Known for its role in the American Revolution, some of the most prestigious universities in the country, and clam chowder, the city of Boston has a rich cultural history that stretches back to the 1600s. To get a sense of this history, start your visit at one of the most famous landmarks in the city—Boston Common. This 50-acre park is the oldest in the United States and has hosted numerous concerts, protests, and gathering places for speakers over the years, including Martin Luther King Jr. Originally a cow pasture as well as a notable stop on the Freedom Trail, Boston Common has seen the evolution of the city over hundreds of years.
Another great way to learn about Boston’s history is by exploring some of the city’s many museums. The Museum of Fine Arts is home to a collection of art ranging from ancient Egypt to the contemporary period, with pieces hailing from all around the globe. For contemporary art enthusiasts, the Institute of Contemporary Art is a must-see. The ICA’s modern building is a work of art in itself, located on a harbor in Boston’s Seaport District and featuring an angular exterior and radical open-design interior space. Also notable is the Isabella Stewart Gardner Museum, which displays the art collection of the museum’s namesake and includes iconic works by Botticelli, Fra Angelico, and Titian.
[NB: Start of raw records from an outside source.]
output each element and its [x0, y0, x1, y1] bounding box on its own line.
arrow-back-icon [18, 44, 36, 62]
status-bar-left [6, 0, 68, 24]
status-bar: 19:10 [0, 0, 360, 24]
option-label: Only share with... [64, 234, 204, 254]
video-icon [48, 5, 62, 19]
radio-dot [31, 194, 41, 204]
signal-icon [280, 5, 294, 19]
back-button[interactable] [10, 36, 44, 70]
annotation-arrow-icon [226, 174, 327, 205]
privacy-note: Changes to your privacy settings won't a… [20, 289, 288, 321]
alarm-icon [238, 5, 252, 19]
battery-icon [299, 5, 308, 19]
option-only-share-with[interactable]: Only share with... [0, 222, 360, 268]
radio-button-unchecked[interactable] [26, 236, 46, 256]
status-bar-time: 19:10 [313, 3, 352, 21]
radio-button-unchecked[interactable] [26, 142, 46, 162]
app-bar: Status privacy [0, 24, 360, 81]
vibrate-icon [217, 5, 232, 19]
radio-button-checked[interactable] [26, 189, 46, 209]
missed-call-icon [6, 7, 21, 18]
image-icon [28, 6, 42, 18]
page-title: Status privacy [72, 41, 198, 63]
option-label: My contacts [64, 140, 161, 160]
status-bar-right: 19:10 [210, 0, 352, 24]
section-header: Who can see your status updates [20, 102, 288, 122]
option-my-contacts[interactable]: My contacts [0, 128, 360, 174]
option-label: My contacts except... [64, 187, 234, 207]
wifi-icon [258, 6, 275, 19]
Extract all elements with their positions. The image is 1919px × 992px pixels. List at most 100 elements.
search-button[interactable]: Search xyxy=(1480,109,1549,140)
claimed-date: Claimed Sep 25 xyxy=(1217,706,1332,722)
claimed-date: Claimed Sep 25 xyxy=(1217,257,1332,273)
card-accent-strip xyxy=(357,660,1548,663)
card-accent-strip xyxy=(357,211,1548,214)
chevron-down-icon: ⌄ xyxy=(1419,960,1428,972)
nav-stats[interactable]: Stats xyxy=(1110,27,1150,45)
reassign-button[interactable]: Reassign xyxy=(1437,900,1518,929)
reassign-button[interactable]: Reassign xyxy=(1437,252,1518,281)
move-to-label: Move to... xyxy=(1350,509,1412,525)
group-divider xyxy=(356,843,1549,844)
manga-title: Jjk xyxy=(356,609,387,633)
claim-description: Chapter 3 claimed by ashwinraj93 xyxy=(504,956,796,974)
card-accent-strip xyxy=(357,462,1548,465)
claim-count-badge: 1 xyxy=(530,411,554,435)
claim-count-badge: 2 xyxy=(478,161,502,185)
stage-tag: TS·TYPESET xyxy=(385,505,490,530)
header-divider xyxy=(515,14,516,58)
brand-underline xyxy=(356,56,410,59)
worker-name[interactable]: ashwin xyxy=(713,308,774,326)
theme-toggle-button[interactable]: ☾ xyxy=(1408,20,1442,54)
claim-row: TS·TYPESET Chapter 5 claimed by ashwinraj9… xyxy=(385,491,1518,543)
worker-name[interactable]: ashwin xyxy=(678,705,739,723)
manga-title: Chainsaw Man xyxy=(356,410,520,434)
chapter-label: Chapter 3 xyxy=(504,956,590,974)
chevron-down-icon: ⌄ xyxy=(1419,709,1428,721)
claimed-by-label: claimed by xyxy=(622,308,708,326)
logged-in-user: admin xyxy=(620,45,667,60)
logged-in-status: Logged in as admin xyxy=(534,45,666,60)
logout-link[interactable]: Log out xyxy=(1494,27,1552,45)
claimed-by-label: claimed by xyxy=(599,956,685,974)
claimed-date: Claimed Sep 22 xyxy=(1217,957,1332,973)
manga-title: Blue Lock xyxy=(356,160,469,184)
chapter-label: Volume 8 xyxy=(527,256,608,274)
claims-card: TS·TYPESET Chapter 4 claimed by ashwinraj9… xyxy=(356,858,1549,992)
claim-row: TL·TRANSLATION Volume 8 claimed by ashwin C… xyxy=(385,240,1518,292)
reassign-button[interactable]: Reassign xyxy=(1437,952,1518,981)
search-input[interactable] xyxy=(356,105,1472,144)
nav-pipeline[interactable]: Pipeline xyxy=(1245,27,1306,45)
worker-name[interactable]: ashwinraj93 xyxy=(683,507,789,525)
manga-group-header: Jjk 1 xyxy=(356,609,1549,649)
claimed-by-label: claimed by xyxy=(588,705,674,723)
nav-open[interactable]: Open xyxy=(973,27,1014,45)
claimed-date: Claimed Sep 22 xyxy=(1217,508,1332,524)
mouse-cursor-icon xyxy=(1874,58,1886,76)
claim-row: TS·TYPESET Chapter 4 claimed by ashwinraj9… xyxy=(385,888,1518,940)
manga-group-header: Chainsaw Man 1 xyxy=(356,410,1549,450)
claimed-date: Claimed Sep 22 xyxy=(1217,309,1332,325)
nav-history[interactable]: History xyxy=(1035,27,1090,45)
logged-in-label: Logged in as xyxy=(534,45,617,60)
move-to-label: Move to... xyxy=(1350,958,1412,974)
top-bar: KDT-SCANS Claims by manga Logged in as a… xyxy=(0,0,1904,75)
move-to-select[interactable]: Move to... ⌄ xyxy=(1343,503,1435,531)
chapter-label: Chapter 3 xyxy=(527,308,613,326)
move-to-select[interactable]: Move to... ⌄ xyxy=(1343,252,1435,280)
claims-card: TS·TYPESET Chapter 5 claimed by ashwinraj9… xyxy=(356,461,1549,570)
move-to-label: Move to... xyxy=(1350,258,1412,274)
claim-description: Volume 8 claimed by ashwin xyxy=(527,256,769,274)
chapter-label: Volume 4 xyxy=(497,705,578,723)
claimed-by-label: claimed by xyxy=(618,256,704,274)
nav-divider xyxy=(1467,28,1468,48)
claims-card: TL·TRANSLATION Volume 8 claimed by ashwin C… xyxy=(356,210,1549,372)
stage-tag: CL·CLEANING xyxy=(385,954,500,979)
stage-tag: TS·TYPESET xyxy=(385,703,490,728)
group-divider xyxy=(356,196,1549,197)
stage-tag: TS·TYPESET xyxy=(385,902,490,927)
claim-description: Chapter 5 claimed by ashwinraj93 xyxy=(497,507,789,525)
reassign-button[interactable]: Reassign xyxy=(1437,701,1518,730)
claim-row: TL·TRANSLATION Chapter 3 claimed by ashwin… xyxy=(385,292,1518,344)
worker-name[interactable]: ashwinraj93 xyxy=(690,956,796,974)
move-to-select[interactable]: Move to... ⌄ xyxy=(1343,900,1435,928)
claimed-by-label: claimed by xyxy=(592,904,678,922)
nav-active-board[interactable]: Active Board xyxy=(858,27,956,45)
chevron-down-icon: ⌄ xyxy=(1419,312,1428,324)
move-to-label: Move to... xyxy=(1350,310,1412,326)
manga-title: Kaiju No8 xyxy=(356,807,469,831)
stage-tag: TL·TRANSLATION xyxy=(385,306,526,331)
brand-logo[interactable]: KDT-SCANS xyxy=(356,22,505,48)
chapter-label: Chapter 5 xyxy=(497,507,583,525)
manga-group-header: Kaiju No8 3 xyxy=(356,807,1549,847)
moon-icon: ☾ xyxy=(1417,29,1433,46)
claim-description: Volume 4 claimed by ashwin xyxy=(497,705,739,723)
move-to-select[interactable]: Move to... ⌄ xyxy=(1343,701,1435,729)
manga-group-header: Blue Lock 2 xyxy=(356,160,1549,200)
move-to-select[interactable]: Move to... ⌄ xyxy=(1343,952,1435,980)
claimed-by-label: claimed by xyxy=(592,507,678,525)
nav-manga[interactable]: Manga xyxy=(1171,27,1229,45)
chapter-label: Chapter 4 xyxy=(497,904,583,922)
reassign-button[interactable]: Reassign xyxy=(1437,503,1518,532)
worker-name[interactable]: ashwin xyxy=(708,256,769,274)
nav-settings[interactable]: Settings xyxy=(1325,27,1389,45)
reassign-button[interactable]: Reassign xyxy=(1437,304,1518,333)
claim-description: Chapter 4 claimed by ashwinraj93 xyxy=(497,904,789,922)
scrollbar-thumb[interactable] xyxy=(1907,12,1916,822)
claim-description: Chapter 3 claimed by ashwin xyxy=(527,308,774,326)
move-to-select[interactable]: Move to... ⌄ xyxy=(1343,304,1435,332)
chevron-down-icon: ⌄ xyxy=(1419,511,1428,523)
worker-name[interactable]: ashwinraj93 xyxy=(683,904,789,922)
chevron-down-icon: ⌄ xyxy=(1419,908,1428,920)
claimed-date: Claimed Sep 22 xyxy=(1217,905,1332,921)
Boston is a city of distinct vibrant neighborhoods and spending a day exploring the different districts on foot is just as enriching as any museum visit. Walk the brick streets of Little Italy in North End, passing by Paul Revere’s house and stopping for a taste of pasta, olive oil, coffee, and other Italian specialties from the neighborhood’s many bakeries and cafes. Venture to Back Bay for views of Victorian-style brick row houses and great shopping. Reach back in time in Beacon Hill, a historic central neighborhood that’s been home to numerous famous Bostonians, including author Louisa May Alcott, as well as the site of many stops on Boston’s Black Heritage Trail.